“Bits and pieces” eventually evolve into a Motown milestone
- The Motown vault shows this picture to have been taken in late 1966, when Jimmy Ruffin had finally joined the ranks of the company’s Top 10 hitmakers with “What Becomes Of The Brokenhearted.” It may even have been his first proper photo session, despite the fact that the singer had been signed to Berry Gordy’s enterprise since 1960. When his first album, Jimmy Ruffin Sings Top Ten, was released in January ’67, a performance shot was used for the cover. Years later, Ruffin grumbled about it. “There’s a picture of me taken live at the 20 Grand,” he told author Bill Dahl. “With a big record like ‘Brokenhearted,’ why wouldn’t they do a proper photo session?”

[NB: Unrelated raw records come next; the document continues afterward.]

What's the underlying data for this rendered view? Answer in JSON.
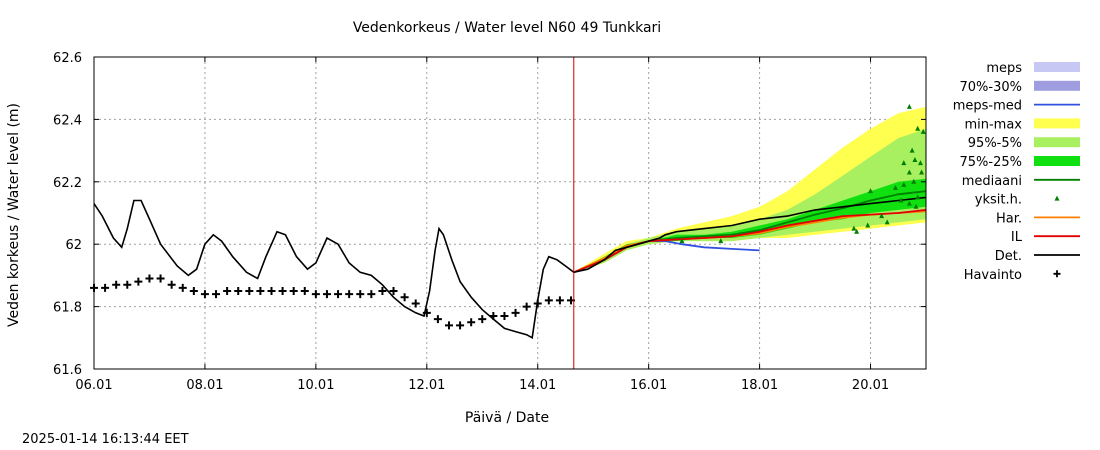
{
  "chart_data": {
    "type": "line",
    "title": "Vedenkorkeus / Water level   N60 49 Tunkkari",
    "xlabel": "Päivä / Date",
    "ylabel": "Veden korkeus / Water level (m)",
    "timestamp": "2025-01-14 16:13:44 EET",
    "x_unit": "days since 06.01",
    "xlim": [
      0,
      15
    ],
    "ylim": [
      61.6,
      62.6
    ],
    "grid": true,
    "x_ticks": [
      {
        "x": 0,
        "label": "06.01"
      },
      {
        "x": 2,
        "label": "08.01"
      },
      {
        "x": 4,
        "label": "10.01"
      },
      {
        "x": 6,
        "label": "12.01"
      },
      {
        "x": 8,
        "label": "14.01"
      },
      {
        "x": 10,
        "label": "16.01"
      },
      {
        "x": 12,
        "label": "18.01"
      },
      {
        "x": 14,
        "label": "20.01"
      }
    ],
    "y_ticks": [
      {
        "y": 61.6,
        "label": "61.6"
      },
      {
        "y": 61.8,
        "label": "61.8"
      },
      {
        "y": 62.0,
        "label": "62"
      },
      {
        "y": 62.2,
        "label": "62.2"
      },
      {
        "y": 62.4,
        "label": "62.4"
      },
      {
        "y": 62.6,
        "label": "62.6"
      }
    ],
    "now_x": 8.65,
    "legend": [
      {
        "label": "meps",
        "kind": "band",
        "color": "#c8c8f4"
      },
      {
        "label": "70%-30%",
        "kind": "band",
        "color": "#a09ce0"
      },
      {
        "label": "meps-med",
        "kind": "line",
        "color": "#3050e0"
      },
      {
        "label": "min-max",
        "kind": "band",
        "color": "#ffff50"
      },
      {
        "label": "95%-5%",
        "kind": "band",
        "color": "#a8f060"
      },
      {
        "label": "75%-25%",
        "kind": "band",
        "color": "#10e010"
      },
      {
        "label": "mediaani",
        "kind": "line",
        "color": "#008000"
      },
      {
        "label": "yksit.h.",
        "kind": "point",
        "color": "#008000"
      },
      {
        "label": "Har.",
        "kind": "line",
        "color": "#ff8000"
      },
      {
        "label": "IL",
        "kind": "line",
        "color": "#e00000"
      },
      {
        "label": "Det.",
        "kind": "line",
        "color": "#000000"
      },
      {
        "label": "Havainto",
        "kind": "cross",
        "color": "#000000"
      }
    ],
    "bands": [
      {
        "name": "min-max",
        "color": "#ffff50",
        "x": [
          8.65,
          9.2,
          9.6,
          10.0,
          10.5,
          11.0,
          11.5,
          12.0,
          12.5,
          13.0,
          13.5,
          14.0,
          14.5,
          15.0
        ],
        "upper": [
          61.91,
          61.97,
          62.01,
          62.02,
          62.05,
          62.07,
          62.09,
          62.12,
          62.17,
          62.24,
          62.31,
          62.37,
          62.42,
          62.44
        ],
        "lower": [
          61.91,
          61.94,
          61.98,
          62.0,
          62.01,
          62.01,
          62.01,
          62.02,
          62.02,
          62.03,
          62.04,
          62.05,
          62.06,
          62.07
        ]
      },
      {
        "name": "95%-5%",
        "color": "#a8f060",
        "x": [
          8.65,
          9.2,
          9.6,
          10.0,
          10.5,
          11.0,
          11.5,
          12.0,
          12.5,
          13.0,
          13.5,
          14.0,
          14.5,
          15.0
        ],
        "upper": [
          61.91,
          61.96,
          62.0,
          62.02,
          62.04,
          62.05,
          62.06,
          62.08,
          62.11,
          62.16,
          62.22,
          62.28,
          62.34,
          62.37
        ],
        "lower": [
          61.91,
          61.94,
          61.98,
          62.0,
          62.01,
          62.01,
          62.01,
          62.02,
          62.03,
          62.04,
          62.05,
          62.06,
          62.07,
          62.08
        ]
      },
      {
        "name": "75%-25%",
        "color": "#10e010",
        "x": [
          8.65,
          9.2,
          9.6,
          10.0,
          10.5,
          11.0,
          11.5,
          12.0,
          12.5,
          13.0,
          13.5,
          14.0,
          14.5,
          15.0
        ],
        "upper": [
          61.91,
          61.96,
          62.0,
          62.01,
          62.03,
          62.03,
          62.04,
          62.06,
          62.08,
          62.11,
          62.14,
          62.17,
          62.2,
          62.21
        ],
        "lower": [
          61.91,
          61.95,
          61.99,
          62.01,
          62.01,
          62.02,
          62.02,
          62.03,
          62.05,
          62.07,
          62.08,
          62.1,
          62.11,
          62.12
        ]
      }
    ],
    "series": [
      {
        "name": "Havainto",
        "kind": "cross",
        "color": "#000000",
        "x": [
          0.0,
          0.2,
          0.4,
          0.6,
          0.8,
          1.0,
          1.2,
          1.4,
          1.6,
          1.8,
          2.0,
          2.2,
          2.4,
          2.6,
          2.8,
          3.0,
          3.2,
          3.4,
          3.6,
          3.8,
          4.0,
          4.2,
          4.4,
          4.6,
          4.8,
          5.0,
          5.2,
          5.4,
          5.6,
          5.8,
          6.0,
          6.2,
          6.4,
          6.6,
          6.8,
          7.0,
          7.2,
          7.4,
          7.6,
          7.8,
          8.0,
          8.2,
          8.4,
          8.6
        ],
        "y": [
          61.86,
          61.86,
          61.87,
          61.87,
          61.88,
          61.89,
          61.89,
          61.87,
          61.86,
          61.85,
          61.84,
          61.84,
          61.85,
          61.85,
          61.85,
          61.85,
          61.85,
          61.85,
          61.85,
          61.85,
          61.84,
          61.84,
          61.84,
          61.84,
          61.84,
          61.84,
          61.85,
          61.85,
          61.83,
          61.81,
          61.78,
          61.76,
          61.74,
          61.74,
          61.75,
          61.76,
          61.77,
          61.77,
          61.78,
          61.8,
          61.81,
          61.82,
          61.82,
          61.82
        ]
      },
      {
        "name": "Det.",
        "kind": "line",
        "color": "#000000",
        "x": [
          0.0,
          0.15,
          0.35,
          0.5,
          0.6,
          0.72,
          0.85,
          1.0,
          1.2,
          1.5,
          1.7,
          1.85,
          2.0,
          2.15,
          2.3,
          2.5,
          2.75,
          2.95,
          3.1,
          3.3,
          3.45,
          3.65,
          3.85,
          4.0,
          4.2,
          4.4,
          4.6,
          4.8,
          5.0,
          5.2,
          5.4,
          5.6,
          5.8,
          5.95,
          6.05,
          6.15,
          6.22,
          6.3,
          6.45,
          6.6,
          6.8,
          7.0,
          7.2,
          7.4,
          7.6,
          7.8,
          7.9,
          8.0,
          8.1,
          8.2,
          8.35,
          8.5,
          8.65,
          8.9,
          9.2,
          9.4,
          9.6,
          9.8,
          10.0,
          10.2,
          10.3,
          10.5,
          11.0,
          11.5,
          12.0,
          12.5,
          13.0,
          13.5,
          14.0,
          14.5,
          15.0
        ],
        "y": [
          62.13,
          62.09,
          62.02,
          61.99,
          62.05,
          62.14,
          62.14,
          62.08,
          62.0,
          61.93,
          61.9,
          61.92,
          62.0,
          62.03,
          62.01,
          61.96,
          61.91,
          61.89,
          61.96,
          62.04,
          62.03,
          61.96,
          61.92,
          61.94,
          62.02,
          62.0,
          61.94,
          61.91,
          61.9,
          61.87,
          61.83,
          61.8,
          61.78,
          61.77,
          61.85,
          61.98,
          62.05,
          62.03,
          61.95,
          61.88,
          61.83,
          61.79,
          61.76,
          61.73,
          61.72,
          61.71,
          61.7,
          61.82,
          61.92,
          61.96,
          61.95,
          61.93,
          61.91,
          61.92,
          61.95,
          61.98,
          61.99,
          62.0,
          62.01,
          62.02,
          62.03,
          62.04,
          62.05,
          62.06,
          62.08,
          62.09,
          62.11,
          62.12,
          62.13,
          62.14,
          62.15
        ]
      },
      {
        "name": "mediaani",
        "kind": "line",
        "color": "#008000",
        "x": [
          8.65,
          9.2,
          9.6,
          10.0,
          10.5,
          11.0,
          11.5,
          12.0,
          12.5,
          13.0,
          13.5,
          14.0,
          14.5,
          15.0
        ],
        "y": [
          61.91,
          61.95,
          61.99,
          62.01,
          62.02,
          62.025,
          62.03,
          62.045,
          62.07,
          62.095,
          62.115,
          62.14,
          62.16,
          62.17
        ]
      },
      {
        "name": "meps-med",
        "kind": "line",
        "color": "#3050e0",
        "x": [
          8.65,
          9.2,
          9.6,
          10.0,
          10.3,
          10.6,
          11.0,
          11.5,
          12.0
        ],
        "y": [
          61.91,
          61.95,
          61.99,
          62.01,
          62.01,
          62.0,
          61.99,
          61.985,
          61.98
        ]
      },
      {
        "name": "Har.",
        "kind": "line",
        "color": "#ff8000",
        "x": [
          8.65,
          9.2,
          9.6,
          10.0,
          10.5,
          11.0,
          11.5,
          12.0,
          12.5,
          13.0,
          13.5,
          14.0,
          14.5,
          15.0
        ],
        "y": [
          61.91,
          61.955,
          61.995,
          62.01,
          62.015,
          62.02,
          62.025,
          62.035,
          62.055,
          62.07,
          62.085,
          62.095,
          62.1,
          62.105
        ]
      },
      {
        "name": "IL",
        "kind": "line",
        "color": "#e00000",
        "x": [
          8.65,
          9.2,
          9.6,
          10.0,
          10.5,
          11.0,
          11.5,
          12.0,
          12.5,
          13.0,
          13.5,
          14.0,
          14.5,
          15.0
        ],
        "y": [
          61.91,
          61.95,
          61.99,
          62.01,
          62.015,
          62.02,
          62.025,
          62.04,
          62.06,
          62.075,
          62.09,
          62.095,
          62.1,
          62.11
        ]
      },
      {
        "name": "yksit.h.",
        "kind": "point",
        "color": "#008000",
        "x": [
          10.6,
          11.3,
          13.7,
          13.75,
          13.95,
          14.0,
          14.2,
          14.3,
          14.45,
          14.55,
          14.6,
          14.7,
          14.75,
          14.8,
          14.85,
          14.9,
          14.95,
          14.7,
          14.78,
          14.85,
          14.92,
          14.6,
          14.7,
          14.82
        ],
        "y": [
          62.01,
          62.01,
          62.05,
          62.04,
          62.06,
          62.17,
          62.09,
          62.07,
          62.18,
          62.14,
          62.26,
          62.23,
          62.3,
          62.27,
          62.37,
          62.26,
          62.36,
          62.44,
          62.2,
          62.15,
          62.23,
          62.19,
          62.13,
          62.12
        ]
      }
    ]
  }
}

- The above sharp-suited, bow-tied snap of Ruffin has been put to use many times since that time, long after he added his vocals to the track of “What Becomes Of The Brokenhearted” in late 1965. Seven months passed before it was released as a single, and another four before it reached the upper reaches of the Billboard Hot 100. Then again, Motown was rather busy that October: in addition to Ruffin’s hit, the company had another three 45s in the Top 20, including the Four Tops’ “Reach Out I’ll Be There” (at Number One) and the Temptations’ “Beauty Is Only Skin Deep,” featuring the lead vocals of David Ruffin, Jimmy’s younger brother.
- In fact, it was David who originally pressed his elder sibling to consider joining Hitsville U.S.A. “My brother kept insisting that I audition,” Jimmy is quoted as saying in liner notes for the first volume of The Complete Motown Singles. “Finally, I ended up going to Motown after some encouragement from people like Mary Wells and Marv Johnson.” His first 45, “Don’t Feel Sorry For Me,” also marked the debut in 1961 of the Miracle label, but neither was a success. More than two years passed before Jimmy earned another Motown release, on its Soul imprint. “I recorded bits and pieces, but I didn’t have any releases. I was working for Ford Motor Company and playing in Detroit on weekends.”
- “As Long As There Is L-O-V-E, Love,” Ruffin’s Soul single immediately before “What Becomes Of The Brokenhearted,” was a Top 10 hit in Detroit, and he also had influential admirers in Chicago. One of them was prominent disc jockey E. Rodney Jones at radio station WVON, who was among the first to spin “Brokenhearted” – just as he did two years later with another Motown milestone, Marvin Gaye’s “I Heard It Through The Grapevine.” Jimmy’s smash also caught the attention of radio programmers across the Atlantic, and it became a Top 10 title in Britain. Actually, it achieved that feat twice, when a 1974 reissue climbed into the Top 5 there. Ruffin began performing regularly in the U.K., and scored three consecutive Top 10 singles in 1970. There was no shortage of photographers taking his picture then.